Optimizing Joins

This discussion applies to joins invoked either by the FOCUS dynamic JOIN command (see Advanced Reporting Techniques) or by the embedded join facility (see Multi-Table Structures).

In this section:

RDBMS and FOCUS Join Management

Join Optimization Logic

Optimization of Joins Between Heterogeneous Data Sources

Example:

Optimizing Joins Between Heterogeneous Data Sources

For information about using the JOIN command to construct an outer join and about controlling outer join optimization, see Advanced Reporting Techniques.

To explain how optimization logic is applied to joins, first there is a discussion of how the RDBMS and FOCUS differ in their management of joins.

Top of page

RDBMS and FOCUS Join Management

When the RDBMS manages a join, it effectively first generates a Cartesian product of the tables, then applies any screening conditions to the resulting rows (including any join conditions), then applies the SELECT list, and, finally, calculates column function values and expressions.

In contrast, when FOCUS manages a join, it first reads segment instances from the top to the bottom of the file structure.

Because FOCUS views RDBMS tables as segments, in very rare situations the RDBMS could return more instances of a row than FOCUS would if it were processing similar data from a FOCUS or sequential data source.
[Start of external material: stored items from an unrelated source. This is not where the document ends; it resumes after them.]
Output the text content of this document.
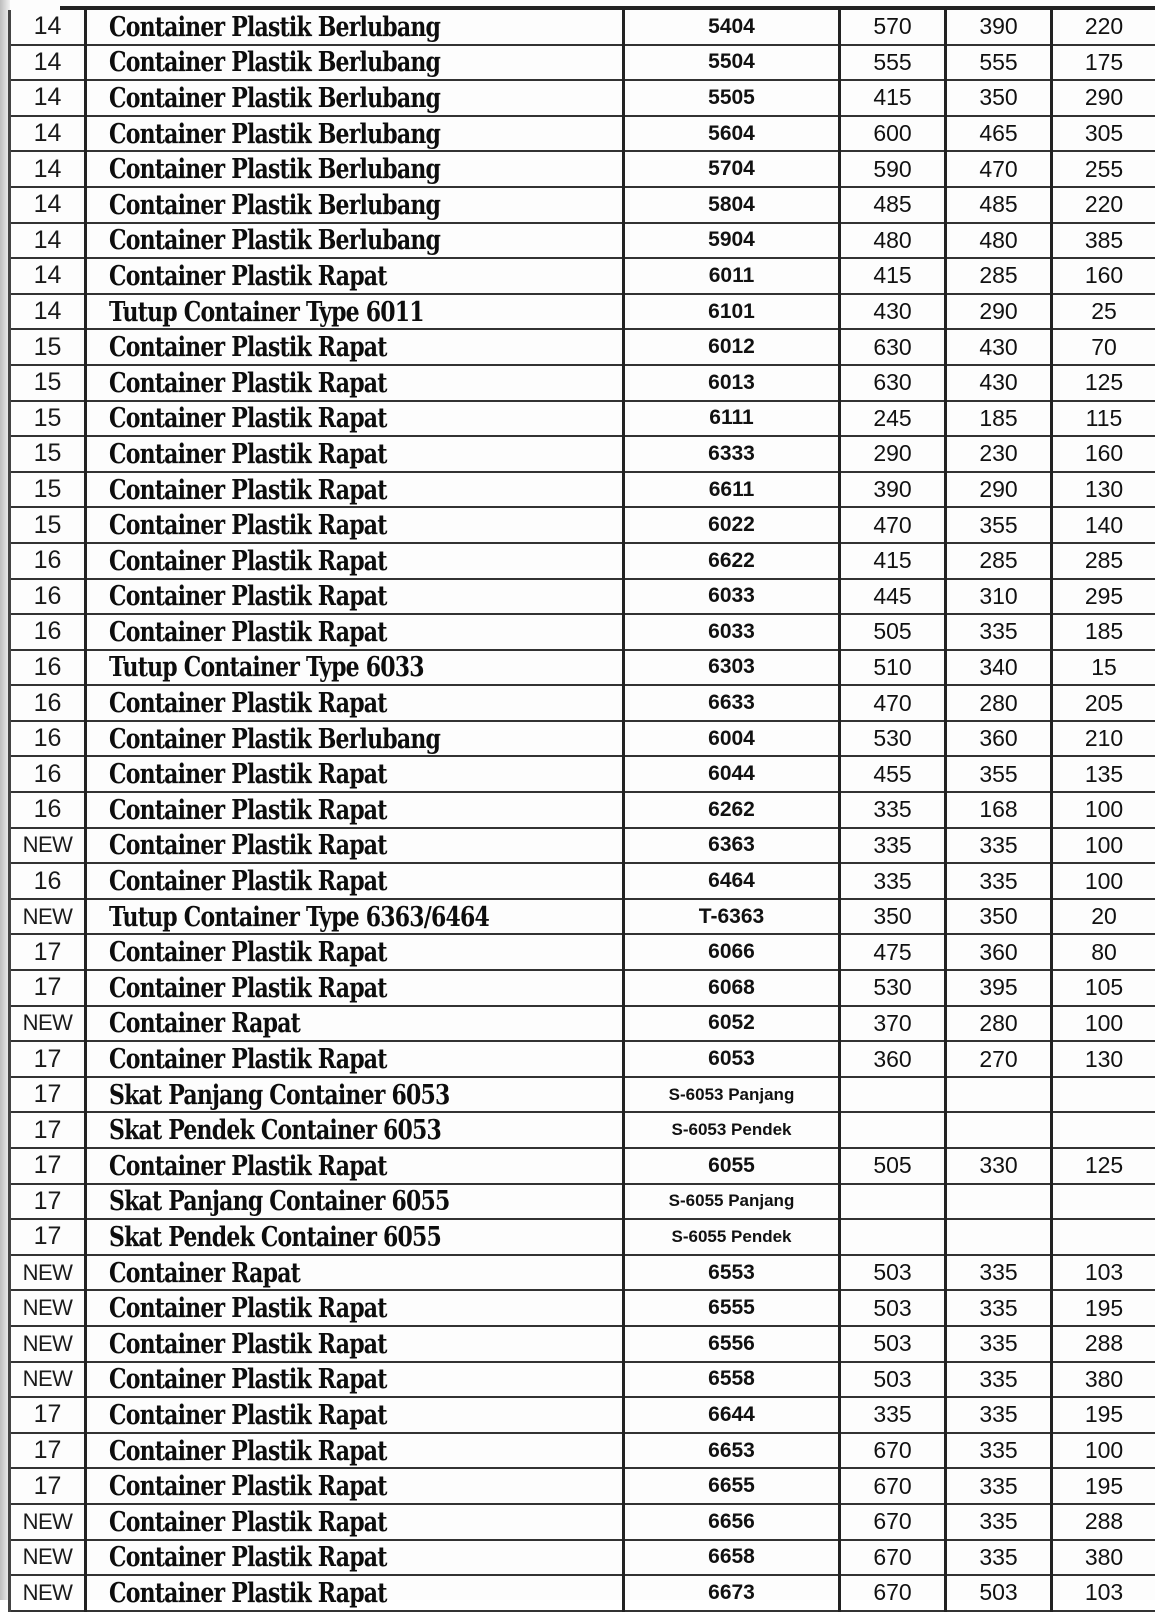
14	Container Plastik Berlubang	5404	570	390	220
14	Container Plastik Berlubang	5504	555	555	175
14	Container Plastik Berlubang	5505	415	350	290
14	Container Plastik Berlubang	5604	600	465	305
14	Container Plastik Berlubang	5704	590	470	255
14	Container Plastik Berlubang	5804	485	485	220
14	Container Plastik Berlubang	5904	480	480	385
14	Container Plastik Rapat	6011	415	285	160
14	Tutup Container Type 6011	6101	430	290	25
15	Container Plastik Rapat	6012	630	430	70
15	Container Plastik Rapat	6013	630	430	125
15	Container Plastik Rapat	6111	245	185	115
15	Container Plastik Rapat	6333	290	230	160
15	Container Plastik Rapat	6611	390	290	130
15	Container Plastik Rapat	6022	470	355	140
16	Container Plastik Rapat	6622	415	285	285
16	Container Plastik Rapat	6033	445	310	295
16	Container Plastik Rapat	6033	505	335	185
16	Tutup Container Type 6033	6303	510	340	15
16	Container Plastik Rapat	6633	470	280	205
16	Container Plastik Berlubang	6004	530	360	210
16	Container Plastik Rapat	6044	455	355	135
16	Container Plastik Rapat	6262	335	168	100
NEW	Container Plastik Rapat	6363	335	335	100
16	Container Plastik Rapat	6464	335	335	100
NEW	Tutup Container Type 6363/6464	T-6363	350	350	20
17	Container Plastik Rapat	6066	475	360	80
17	Container Plastik Rapat	6068	530	395	105
NEW	Container Rapat	6052	370	280	100
17	Container Plastik Rapat	6053	360	270	130
17	Skat Panjang Container 6053	S-6053 Panjang			
17	Skat Pendek Container 6053	S-6053 Pendek			
17	Container Plastik Rapat	6055	505	330	125
17	Skat Panjang Container 6055	S-6055 Panjang			
17	Skat Pendek Container 6055	S-6055 Pendek			
NEW	Container Rapat	6553	503	335	103
NEW	Container Plastik Rapat	6555	503	335	195
NEW	Container Plastik Rapat	6556	503	335	288
NEW	Container Plastik Rapat	6558	503	335	380
17	Container Plastik Rapat	6644	335	335	195
17	Container Plastik Rapat	6653	670	335	100
17	Container Plastik Rapat	6655	670	335	195
NEW	Container Plastik Rapat	6656	670	335	288
NEW	Container Plastik Rapat	6658	670	335	380
NEW	Container Plastik Rapat	6673	670	503	103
This difference is called the multiplicative effect.

FOCUS implements a dynamic or embedded join between RDBMS tables (segments) based on a set of pairs of "from/to" fields. The "to" fields are called the foreign key.

The KEYS attribute in the Access File defines the number of primary key fields (columns) in a segment; KEYS = n indicates that the first n fields in the segment comprise the primary key. If the foreign key fields for a child segment or cross-referenced file do not completely cover its primary key, multiple rows in the child segment (table) may correspond to a single row in the parent segment. Therefore, the RDBMS-generated Cartesian product may contain multiple instances of a single parent segment row; the parent segment is multiplied. By definition, all ancestors of the multiplied segment are also multiplied.
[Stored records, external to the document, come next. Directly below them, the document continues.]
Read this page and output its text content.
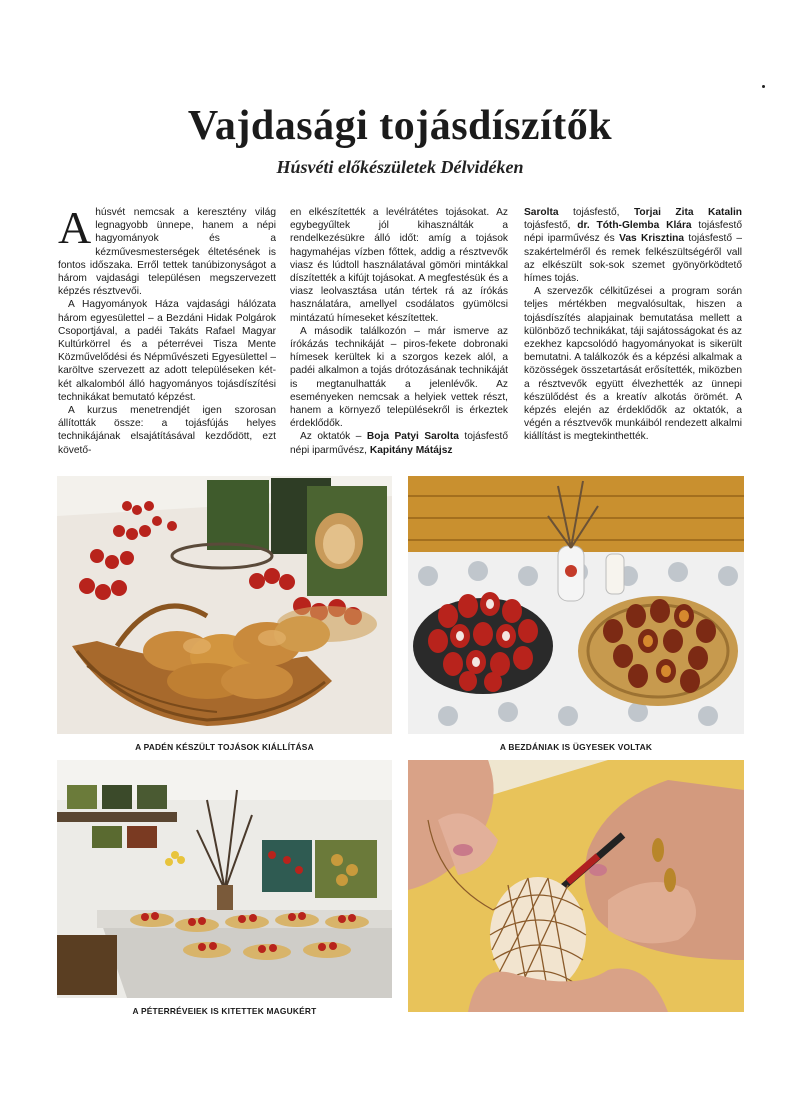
Vajdasági tojásdíszítők
Húsvéti előkészületek Délvidéken

Ahúsvét nemcsak a keresztény világ legnagyobb ünnepe, hanem a népi hagyományok és a kézművesmesterségek éltetésének is fontos időszaka. Erről tettek tanúbizonyságot a három vajdasági településen megszervezett képzés résztvevői.

A Hagyományok Háza vajdasági hálózata három egyesülettel – a Bezdáni Hidak Polgárok Csoportjával, a padéi Takáts Rafael Magyar Kultúrkörrel és a péterrévei Tisza Mente Közművelődési és Népművészeti Egyesülettel – karöltve szervezett az adott településeken két-két alkalomból álló hagyományos tojásdíszítési technikákat bemutató képzést.

A kurzus menetrendjét igen szorosan állították össze: a tojásfújás helyes technikájának elsajátításával kezdődött, ezt követő-

en elkészítették a levélrátétes tojásokat. Az egybegyűltek jól kihasználták a rendelkezésükre álló időt: amíg a tojások hagymahéjas vízben főttek, addig a résztvevők viasz és lúdtoll használatával gömöri mintákkal díszítették a kifújt tojásokat. A megfestésük és a viasz leolvasztása után tértek rá az írókás használatára, amellyel csodálatos gyümölcsi mintázatú hímeseket készítettek.

A második találkozón – már ismerve az írókázás technikáját – piros-fekete dobronaki hímesek kerültek ki a szorgos kezek alól, a padéi alkalmon a tojás drótozásának technikáját is megtanulhatták a jelenlévők. Az eseményeken nemcsak a helyiek vettek részt, hanem a környező településekről is érkeztek érdeklődők.

Az oktatók – Boja Patyi Sarolta tojásfestő népi iparművész, Kapitány Mátájsz

Sarolta tojásfestő, Torjai Zita Katalin tojásfestő, dr. Tóth-Glemba Klára tojásfestő népi iparművész és Vas Krisztina tojásfestő – szakértelméről és remek felkészültségéről vall az elkészült sok-sok szemet gyönyörködtető hímes tojás.

A szervezők célkitűzései a program során teljes mértékben megvalósultak, hiszen a tojásdíszítés alapjainak bemutatása mellett a különböző technikákat, táji sajátosságokat és az ezekhez kapcsolódó hagyományokat is sikerült bemutatni. A találkozók és a képzési alkalmak a közösségek összetartását erősítették, miközben a résztvevők együtt élvezhették az ünnepi készülődést és a kreatív alkotás örömét. A képzés elején az érdeklődők az oktatók, a végén a résztvevők munkáiból rendezett alkalmi kiállítást is megtekinthették.

A PADÉN KÉSZÜLT TOJÁSOK KIÁLLÍTÁSA	A BEZDÁNIAK IS ÜGYESEK VOLTAK
A PÉTERRÉVEIEK IS KITETTEK MAGUKÉRT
A unique segment is defined as having exactly one instance corresponding to an instance of its parent segment. If its foreign key fields do not cover its primary key, this is not necessarily the case, even though the join was specified as unique. A segment in this situation is called misjoined.

Even if a unique segment is misjoined, however, the data adapter does not consider it as causing its parent's multiplication. The data adapter processes a "unique segment misjoined" condition separately from the multiplicative effect; it issues a warning message, and, depending on the current optimization setting, may or may not disable optimization.

In most cases, the data adapter can prevent the multiplicative effect, as described in Optimizing Joins and Optimizing Aggregation.

Top of page

Join Optimization Logic

When you invoke optimization, the data adapter attempts to build a single SQL statement. In order for the data adapter create one SQL statement that incorporates an RDBMS join on primary and foreign keys:

The tables must share a single retrieval path in the joined structure; multiple paths are not permitted.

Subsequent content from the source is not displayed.